Scalability Benchmarks
Runtime Fabric is a core Kubernetes (K8s) software and works alike in all K8s environments which comply with Runtime Fabric hardware and software requirements. The following scale limits are benchmarked on Amazon Elastic Kubernetes Service (Amazon EKS) cluster.
Limitation | Description | Enforced by Runtime Fabric |
---|---|---|
Node count |
The maximum number of nodes is 400. |
Recommended |
Deployments per Runtime Fabric |
The maximum number of deployments being managed by Runtime Fabric at any instance should not exceed 8000 for optimal performance. |
Recommended |
Runtime Fabric functionality and management of application deployments is not affected by the following:
-
Size of individual applications
-
Size of worker nodes
-
Number of pods running per work node
Because Runtime Fabric is K8s based and uses cloud-native orchestration principals, it works according to the specified configuration of deployments.
Review the following benchmarked metrics to understand various management metrics when compared between a nearly empty cluster and a cluster running 8000 deployments. The cluster configuration used is Runtime Fabric on AWS EKS cluster:
Configuration | Description |
---|---|
VPC and node groups |
Default configuration done from eksctl. 3 subnets (one subnet per node group), NAT Gateway. |
AWS NLB |
Equipped via helm chart at nginx creation. |
Node Auto Scaler |
Recommended 3 GB (Memory)/200m vCore (req==limit) |
Workers |
m5.4x large, worker node group |
Monitoring |
Fixed, 1 Node, Prometheus, monitoring node group, m5.2x large |
Ingress |
Fixed, 2 Nodes, Nginx, ingress node group, m5.4xlarge |
The following graphic shows how long the Runtime Fabric agent takes to restart if invoked by the customers or cluster upgrade:
Runtime Fabric takes approximately 190 seconds to create the apps irrespective of deployment volume. The following table shows how long it takes for a Mule app to start, stop, or delete:
App Operations | Near Empty Cluster | Loaded |
---|---|---|
Start Latency |
~110 seconds |
158 seconds |
Stop Latency |
~10 seconds |
20 seconds |
Delete Latency |
~9 seconds |
~28 seconds |
The following table shows how long a node cordon operation takes to restart if there is a bad node:
Node Operation | Empty Cluster | Loaded Cluster |
---|---|---|
Cordon |
~2 seconds |
~2 seconds |
Drain process |
~4 seconds |
~35 seconds |
Aspects to consider:
-
Runtime Fabric agent requires more than default memory and CPU to manage clusters with large-scale deployments, you can modify such values using the information in the following table. For a cluster with 8000 deployments, use at least:
Cluster Recommendations Default 200 Node/8000 App Resource Settings Agent Resources
Memory 200 mb request, 500 mb limit. CPU 100m request, 1vCore limit.

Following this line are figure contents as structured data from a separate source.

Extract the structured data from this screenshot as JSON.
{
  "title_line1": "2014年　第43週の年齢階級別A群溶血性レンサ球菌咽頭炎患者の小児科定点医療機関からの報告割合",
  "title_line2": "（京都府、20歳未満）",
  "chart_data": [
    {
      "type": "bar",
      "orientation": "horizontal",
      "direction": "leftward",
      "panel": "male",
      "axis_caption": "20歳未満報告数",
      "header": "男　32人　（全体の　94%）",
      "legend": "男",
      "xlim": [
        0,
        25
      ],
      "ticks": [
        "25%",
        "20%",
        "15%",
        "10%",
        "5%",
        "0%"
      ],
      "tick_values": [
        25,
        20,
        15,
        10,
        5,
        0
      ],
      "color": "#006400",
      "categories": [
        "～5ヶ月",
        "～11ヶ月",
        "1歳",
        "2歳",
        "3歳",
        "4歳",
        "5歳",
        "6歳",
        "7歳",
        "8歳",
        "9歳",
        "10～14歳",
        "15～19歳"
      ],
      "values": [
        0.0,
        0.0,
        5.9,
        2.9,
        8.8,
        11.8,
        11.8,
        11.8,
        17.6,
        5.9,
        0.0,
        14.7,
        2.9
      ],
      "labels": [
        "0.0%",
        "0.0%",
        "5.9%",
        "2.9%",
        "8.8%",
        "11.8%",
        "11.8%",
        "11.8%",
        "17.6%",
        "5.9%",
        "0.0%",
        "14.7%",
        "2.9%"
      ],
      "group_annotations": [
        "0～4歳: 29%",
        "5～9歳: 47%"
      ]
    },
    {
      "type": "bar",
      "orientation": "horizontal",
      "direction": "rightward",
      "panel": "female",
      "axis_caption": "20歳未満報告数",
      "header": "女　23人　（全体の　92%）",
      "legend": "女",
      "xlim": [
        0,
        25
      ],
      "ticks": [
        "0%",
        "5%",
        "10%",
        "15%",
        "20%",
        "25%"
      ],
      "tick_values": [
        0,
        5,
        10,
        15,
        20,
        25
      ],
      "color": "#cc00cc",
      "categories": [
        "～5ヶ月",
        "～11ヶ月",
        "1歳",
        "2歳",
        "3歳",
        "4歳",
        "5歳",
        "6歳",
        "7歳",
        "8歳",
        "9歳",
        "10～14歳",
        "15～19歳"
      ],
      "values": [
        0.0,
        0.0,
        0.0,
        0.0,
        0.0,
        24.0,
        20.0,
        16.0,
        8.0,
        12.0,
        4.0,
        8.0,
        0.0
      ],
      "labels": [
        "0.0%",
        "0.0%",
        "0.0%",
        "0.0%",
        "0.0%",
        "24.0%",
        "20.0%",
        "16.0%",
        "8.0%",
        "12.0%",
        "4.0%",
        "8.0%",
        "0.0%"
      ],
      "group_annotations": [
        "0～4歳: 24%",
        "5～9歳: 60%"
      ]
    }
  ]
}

3 GB (Memory)/2vCore (request == limit)
-
Note that in Helm you need to disable node watcher
nodeWatcherEnabled
explicitly when you operate at a large scale. Node watcher is always enabled by default (nodeWatcherEnabled: true
). -
The performance of large-scale deployment orchestration through Runtime Fabric is inversely proportional to the volume of deployments.
-
RTFCTL clusters are supported only for certain benchmarks.
-
Using Helm enables you to manage any cluster that requires customized resources for Runtime Fabric agent due to the size of the cluster.